The presence of maternal obesity in pregnancy creates an intrauterine environment that is suboptimal for both the mother and her foetus and is a major modifiable contributor to adverse maternal and child health outcomes. Pre-pregnancy obesity is a risk factor for diabetes mellitus (DM), hypertension, thromboembolic disease and asthma in pregnancy (10). At delivery, obese women are 20% more likely than normal weight women to suffer perinatal haemorrhage and three times more likely to develop an infection (11). They are less likely to breastfeed (12) and are more prone to lactation delay and failure than normal weight women (13). Obese mothers are also twice as likely to give birth to macrosomic infants who themselves have higher rates of birth trauma and perinatal asphyxia (14). In the longer term, pre-pregnancy obesity is associated with a number of adverse health outcomes for the mother including cardiovascular and metabolic disease (11) and the offspring of these pregnancies appear more likely to be obese (7) and suffer from the metabolic syndrome (15).
The cardiovascular and endocrine systems may not be the only ones whose functioning is affected or ‘programmed’ by obesity in pregnancy. In fact, a recent systematic review suggests that infants born to mothers who were obese were at increased risk of central nervous system (CNS) developmental problems including neural tube defects, spina bifida and hydrocephaly (16).
If maternal obesity does adversely affect neurodevelopmental outcomes in offspring later in life, it is not clear if this occurs via a direct programming effect or if obesity simply serves as a marker of the actual pre- or post-natal causal factors. The foetal programming hypothesis would posit that the intrauterine exposures accompanying maternal obesity would alone be sufficient to produce long-term adverse effects on offspring neurodevelopment. Such an effect could occur via the dys-regulation of maternal hormonal or immune systems, or even nutrient excesses. Alternatively, pregnancy obesity could be linked to neurodevelopmental outcomes via a number of indirect or non-causal pathways. For example, obesity in pregnancy might simply be a marker of problems known to affect overweight mothers and that also influence foetal neurodevelopment such as folate (17) or vitamin D deficiency (18).
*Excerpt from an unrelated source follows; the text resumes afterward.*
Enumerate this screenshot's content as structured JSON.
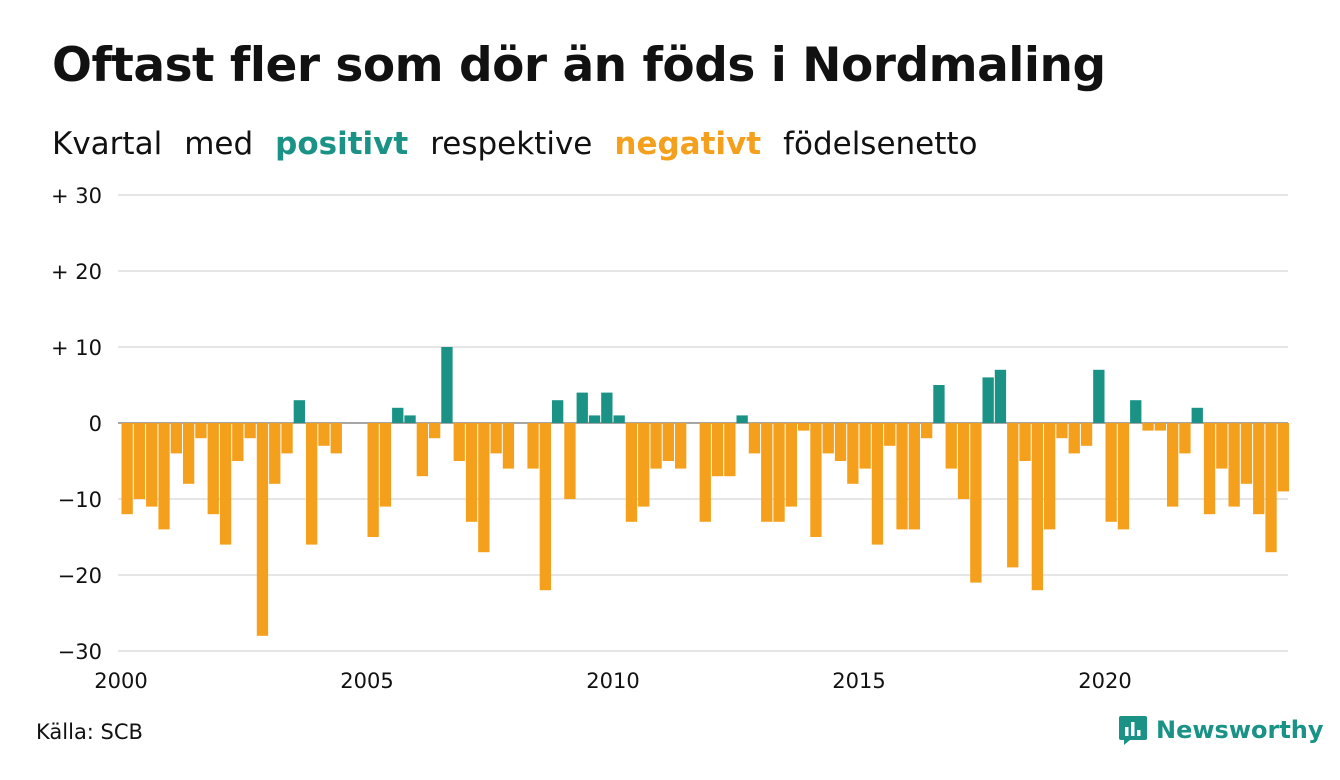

Pregnancy exposures common to obese women including increased rates of DM (10), exposure to traumatic events in pregnancy and/or perinatal depression could also be responsible (19). Moreover, the effects of pregnancy obesity on the offspring's cognitive, emotional and behavioural development might not be because of pre-natal exposures but rather mediated post-natally by obstetric complications or child health problems such as obesity or DM. Finally, genetic and/or environmental confounders might be responsible for observed associations. Maternal cognitive problems (20), maladaptive personality traits (21), frank psychiatric disorder (22) or even exposure to poverty (23) might not only increase a mother's risk of obesity, but also affect the risk of foetal neurodevelopmental problems independent of the intrauterine state associated with maternal obesity.
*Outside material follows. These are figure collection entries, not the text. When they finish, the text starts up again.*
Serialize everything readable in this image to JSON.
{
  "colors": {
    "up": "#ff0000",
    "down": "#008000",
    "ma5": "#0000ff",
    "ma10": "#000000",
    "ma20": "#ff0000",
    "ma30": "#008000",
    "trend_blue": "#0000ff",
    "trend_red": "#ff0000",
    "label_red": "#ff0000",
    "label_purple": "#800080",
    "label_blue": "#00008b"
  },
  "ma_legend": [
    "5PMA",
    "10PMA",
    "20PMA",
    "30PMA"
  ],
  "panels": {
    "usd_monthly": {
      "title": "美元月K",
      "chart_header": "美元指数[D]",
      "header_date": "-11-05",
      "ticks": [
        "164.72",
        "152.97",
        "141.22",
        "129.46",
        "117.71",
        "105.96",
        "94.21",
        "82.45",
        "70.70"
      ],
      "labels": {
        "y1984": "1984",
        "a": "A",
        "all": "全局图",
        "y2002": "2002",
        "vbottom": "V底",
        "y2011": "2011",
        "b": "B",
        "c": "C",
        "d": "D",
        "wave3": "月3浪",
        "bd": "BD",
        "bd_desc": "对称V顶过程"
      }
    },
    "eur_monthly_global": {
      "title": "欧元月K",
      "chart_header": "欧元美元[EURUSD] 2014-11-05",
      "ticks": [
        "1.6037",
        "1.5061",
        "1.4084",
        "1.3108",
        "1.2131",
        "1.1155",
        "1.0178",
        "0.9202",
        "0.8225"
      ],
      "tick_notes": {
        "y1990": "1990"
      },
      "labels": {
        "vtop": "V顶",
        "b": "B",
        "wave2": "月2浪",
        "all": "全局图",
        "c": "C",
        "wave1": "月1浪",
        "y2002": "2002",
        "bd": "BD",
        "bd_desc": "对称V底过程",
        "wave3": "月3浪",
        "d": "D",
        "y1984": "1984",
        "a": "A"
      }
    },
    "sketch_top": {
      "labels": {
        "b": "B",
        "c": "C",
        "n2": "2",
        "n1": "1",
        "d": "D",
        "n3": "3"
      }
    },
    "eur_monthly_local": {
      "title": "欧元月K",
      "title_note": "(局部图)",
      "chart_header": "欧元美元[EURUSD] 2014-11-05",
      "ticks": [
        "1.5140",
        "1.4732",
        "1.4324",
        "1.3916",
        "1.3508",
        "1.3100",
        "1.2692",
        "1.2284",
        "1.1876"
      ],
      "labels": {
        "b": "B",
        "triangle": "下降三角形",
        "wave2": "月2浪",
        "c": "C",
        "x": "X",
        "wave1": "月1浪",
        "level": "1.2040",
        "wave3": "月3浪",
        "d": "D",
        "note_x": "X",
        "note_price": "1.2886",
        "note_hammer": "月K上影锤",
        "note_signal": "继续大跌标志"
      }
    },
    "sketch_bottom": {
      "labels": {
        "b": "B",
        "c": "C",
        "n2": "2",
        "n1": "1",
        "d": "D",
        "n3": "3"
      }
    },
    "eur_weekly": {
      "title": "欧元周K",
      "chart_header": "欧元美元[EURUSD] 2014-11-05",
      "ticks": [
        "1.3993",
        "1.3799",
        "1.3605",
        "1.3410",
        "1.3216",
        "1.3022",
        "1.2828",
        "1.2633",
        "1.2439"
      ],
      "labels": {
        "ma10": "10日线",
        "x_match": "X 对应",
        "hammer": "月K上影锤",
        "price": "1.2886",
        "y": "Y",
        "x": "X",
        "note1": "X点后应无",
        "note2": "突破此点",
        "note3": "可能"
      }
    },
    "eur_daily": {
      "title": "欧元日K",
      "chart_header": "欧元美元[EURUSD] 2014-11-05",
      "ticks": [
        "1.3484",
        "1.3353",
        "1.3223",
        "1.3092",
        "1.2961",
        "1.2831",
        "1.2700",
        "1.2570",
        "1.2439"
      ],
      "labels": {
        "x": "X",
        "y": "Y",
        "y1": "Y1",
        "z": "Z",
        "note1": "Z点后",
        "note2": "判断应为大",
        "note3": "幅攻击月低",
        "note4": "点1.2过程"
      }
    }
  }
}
Given the potential for maternal obesity during pregnancy to affect CNS development, coupled with the fact that it may be a modifiable risk factor for CNS problems makes this area particularly worthy of study. As a result, we systematically reviewed extant studies to determine if the offspring of women who were overweight or obese prior to or during pregnancy had higher rates of neurodevelopmental problems in childhood, adolescence and adulthood than those born to mothers with a BMI in the normal range. We anticipated that the offspring of women who were overweight and obese would manifest higher levels of problems than those born to women with normal BMIs.